Tuesday, June 27, 2017

Translucent Mary, Meticulous Fairy


Translucent Mary, meticulous fairy, allergic to dairy,
who fretted whenever she saw the least traces of dust
or of lint, and has shown on a slew of occasions how
ready to faint she is when she makes even the barest
acquaintance with even a slight hint of mint, who ruled
her obedient retinue never to let more than one or two

unshaven faces debase her head-on or peripheral view,
and by far most distressingly cannot abide any bath tub in 
which she had bathed (all bruised and scathed her skin)
from pricey rare porcelain to the reliable gold-covered lead
to which she had been specially led by her mother’s great
grandfather Curlus the Red who sells furniture he’s smuggled

late in the night from the old-moneyed newly-deceased
and displays in his store called “The Rich and the Dead”
who was said, though erroneously, Mary soon came to think,
by their sprawling appalling relations, to understand
how to assuage such acutely demanding and delicate fine
bents of mind by which Mary the fairy was always defined.

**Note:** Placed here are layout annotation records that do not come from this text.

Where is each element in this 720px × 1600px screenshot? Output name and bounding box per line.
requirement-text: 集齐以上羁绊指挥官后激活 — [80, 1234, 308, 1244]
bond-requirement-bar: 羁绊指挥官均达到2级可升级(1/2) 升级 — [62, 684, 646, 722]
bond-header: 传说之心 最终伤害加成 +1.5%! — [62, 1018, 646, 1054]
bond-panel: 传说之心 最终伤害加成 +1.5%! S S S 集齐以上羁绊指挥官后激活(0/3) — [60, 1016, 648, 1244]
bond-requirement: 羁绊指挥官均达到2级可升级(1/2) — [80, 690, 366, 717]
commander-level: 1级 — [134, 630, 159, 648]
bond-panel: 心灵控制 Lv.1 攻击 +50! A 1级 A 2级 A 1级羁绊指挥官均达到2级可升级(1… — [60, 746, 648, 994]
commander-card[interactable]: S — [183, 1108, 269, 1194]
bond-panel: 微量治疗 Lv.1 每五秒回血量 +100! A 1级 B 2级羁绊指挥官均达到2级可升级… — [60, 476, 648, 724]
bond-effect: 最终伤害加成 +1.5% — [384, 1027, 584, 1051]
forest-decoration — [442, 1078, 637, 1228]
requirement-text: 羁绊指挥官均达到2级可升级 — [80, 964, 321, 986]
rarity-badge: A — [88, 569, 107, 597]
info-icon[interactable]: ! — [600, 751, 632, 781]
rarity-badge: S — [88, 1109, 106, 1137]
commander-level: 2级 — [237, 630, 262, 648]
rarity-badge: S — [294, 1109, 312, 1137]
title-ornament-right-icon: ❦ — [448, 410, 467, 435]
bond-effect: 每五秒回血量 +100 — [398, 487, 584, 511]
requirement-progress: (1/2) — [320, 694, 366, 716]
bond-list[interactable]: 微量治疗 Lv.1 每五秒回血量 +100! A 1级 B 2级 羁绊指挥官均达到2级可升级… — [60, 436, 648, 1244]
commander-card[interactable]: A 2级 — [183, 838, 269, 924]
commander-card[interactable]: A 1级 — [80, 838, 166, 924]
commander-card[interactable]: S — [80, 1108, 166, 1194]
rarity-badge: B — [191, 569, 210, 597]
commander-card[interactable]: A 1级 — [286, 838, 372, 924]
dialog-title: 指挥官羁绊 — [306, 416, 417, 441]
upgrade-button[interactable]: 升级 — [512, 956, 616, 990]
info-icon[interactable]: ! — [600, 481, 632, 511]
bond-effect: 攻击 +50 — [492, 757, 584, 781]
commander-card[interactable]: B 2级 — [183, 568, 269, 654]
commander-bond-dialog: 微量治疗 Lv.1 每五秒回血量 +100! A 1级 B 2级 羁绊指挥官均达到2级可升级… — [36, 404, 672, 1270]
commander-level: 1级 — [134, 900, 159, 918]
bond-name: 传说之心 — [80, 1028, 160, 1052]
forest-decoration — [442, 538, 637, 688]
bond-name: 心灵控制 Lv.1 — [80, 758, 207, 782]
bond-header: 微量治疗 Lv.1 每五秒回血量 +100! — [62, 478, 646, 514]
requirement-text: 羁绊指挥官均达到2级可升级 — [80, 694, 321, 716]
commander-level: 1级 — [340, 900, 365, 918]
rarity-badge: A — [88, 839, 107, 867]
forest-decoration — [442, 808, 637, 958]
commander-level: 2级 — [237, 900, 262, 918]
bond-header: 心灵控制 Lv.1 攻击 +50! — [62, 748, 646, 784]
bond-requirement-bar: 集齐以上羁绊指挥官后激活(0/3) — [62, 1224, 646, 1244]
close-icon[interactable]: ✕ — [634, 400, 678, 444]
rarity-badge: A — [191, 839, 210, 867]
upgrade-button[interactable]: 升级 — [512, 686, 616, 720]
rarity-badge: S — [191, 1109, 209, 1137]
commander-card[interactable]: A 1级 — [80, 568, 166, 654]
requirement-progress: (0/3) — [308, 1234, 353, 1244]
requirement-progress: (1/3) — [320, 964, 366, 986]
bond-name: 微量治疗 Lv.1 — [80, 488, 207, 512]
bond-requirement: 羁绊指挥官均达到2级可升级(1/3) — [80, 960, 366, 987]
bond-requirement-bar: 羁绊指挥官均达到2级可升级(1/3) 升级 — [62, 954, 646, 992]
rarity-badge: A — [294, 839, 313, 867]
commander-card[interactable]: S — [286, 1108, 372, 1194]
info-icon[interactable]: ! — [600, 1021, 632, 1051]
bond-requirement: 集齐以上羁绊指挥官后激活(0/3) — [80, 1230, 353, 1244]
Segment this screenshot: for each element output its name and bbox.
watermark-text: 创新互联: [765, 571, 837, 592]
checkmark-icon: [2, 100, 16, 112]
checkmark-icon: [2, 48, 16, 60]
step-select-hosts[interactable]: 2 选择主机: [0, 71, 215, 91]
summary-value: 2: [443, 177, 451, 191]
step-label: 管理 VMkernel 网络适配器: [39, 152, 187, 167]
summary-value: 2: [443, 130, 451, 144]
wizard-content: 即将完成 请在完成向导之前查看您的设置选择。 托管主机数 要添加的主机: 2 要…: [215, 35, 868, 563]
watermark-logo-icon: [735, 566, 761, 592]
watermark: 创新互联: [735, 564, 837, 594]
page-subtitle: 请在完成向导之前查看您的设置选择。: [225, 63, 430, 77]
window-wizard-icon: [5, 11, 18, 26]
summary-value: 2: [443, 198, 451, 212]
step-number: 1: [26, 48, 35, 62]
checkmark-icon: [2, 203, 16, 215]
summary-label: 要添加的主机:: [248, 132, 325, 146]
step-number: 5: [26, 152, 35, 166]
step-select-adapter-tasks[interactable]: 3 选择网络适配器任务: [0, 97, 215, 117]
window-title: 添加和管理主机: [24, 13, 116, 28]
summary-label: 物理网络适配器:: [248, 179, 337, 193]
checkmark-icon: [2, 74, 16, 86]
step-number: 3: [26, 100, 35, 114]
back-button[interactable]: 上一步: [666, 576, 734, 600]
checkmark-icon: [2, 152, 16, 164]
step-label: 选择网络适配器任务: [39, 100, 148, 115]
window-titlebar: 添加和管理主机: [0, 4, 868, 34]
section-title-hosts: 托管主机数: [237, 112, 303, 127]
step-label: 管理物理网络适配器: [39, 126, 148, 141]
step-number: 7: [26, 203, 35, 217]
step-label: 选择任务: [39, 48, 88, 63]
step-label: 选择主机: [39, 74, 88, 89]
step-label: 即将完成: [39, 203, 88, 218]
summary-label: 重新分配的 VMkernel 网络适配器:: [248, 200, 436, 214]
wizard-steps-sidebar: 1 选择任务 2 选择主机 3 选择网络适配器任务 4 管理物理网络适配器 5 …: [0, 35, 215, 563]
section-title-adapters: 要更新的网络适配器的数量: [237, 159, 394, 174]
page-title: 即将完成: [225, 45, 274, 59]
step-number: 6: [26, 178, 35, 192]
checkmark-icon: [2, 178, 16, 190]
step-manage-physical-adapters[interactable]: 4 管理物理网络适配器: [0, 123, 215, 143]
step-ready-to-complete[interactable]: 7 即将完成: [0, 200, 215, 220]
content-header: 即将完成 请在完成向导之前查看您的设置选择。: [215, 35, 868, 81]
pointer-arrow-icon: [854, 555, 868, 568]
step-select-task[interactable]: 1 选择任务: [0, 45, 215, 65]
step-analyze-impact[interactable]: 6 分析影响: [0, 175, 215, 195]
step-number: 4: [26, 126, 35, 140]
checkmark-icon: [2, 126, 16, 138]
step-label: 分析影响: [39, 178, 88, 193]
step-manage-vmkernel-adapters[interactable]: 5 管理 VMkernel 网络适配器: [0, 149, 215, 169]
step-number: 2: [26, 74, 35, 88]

But Curlus could never avail her, kept failing her; then as he
felt himself sink toward the brink of deciding to drink as the only
solution to contrary Mary, he stumbled upon an encumbrance
hid deep in a heap on a side street: a four-footed planter
whose lumpy and free-wheeling ugliness somehow seeped
right through her shield of derision to something so risible,

Mary eruptively laughed, and she never had laughed, and she
couldn’t stop laughing, and there was no end to her laughter,
no afterward to the hilarity which now abounded, resounded
until, maybe three hours later, her retinue watched her come to:
that is, come to a sudden enlightenment in which she only
knew this: she yearned for a bushel of sprigs of fresh mint

rolled in dust and in lint she could chew on, delivered by
seventeen unshaven studs, while she bathed in the suds
of the milk bath she now has construed in the well of the four-
footed planter, which now and forever we’re sure will enchant her.
The moral for which is we haven’t a clue. Except why does
that terrible fairy hit pay dirt, while I don’t and neither do you?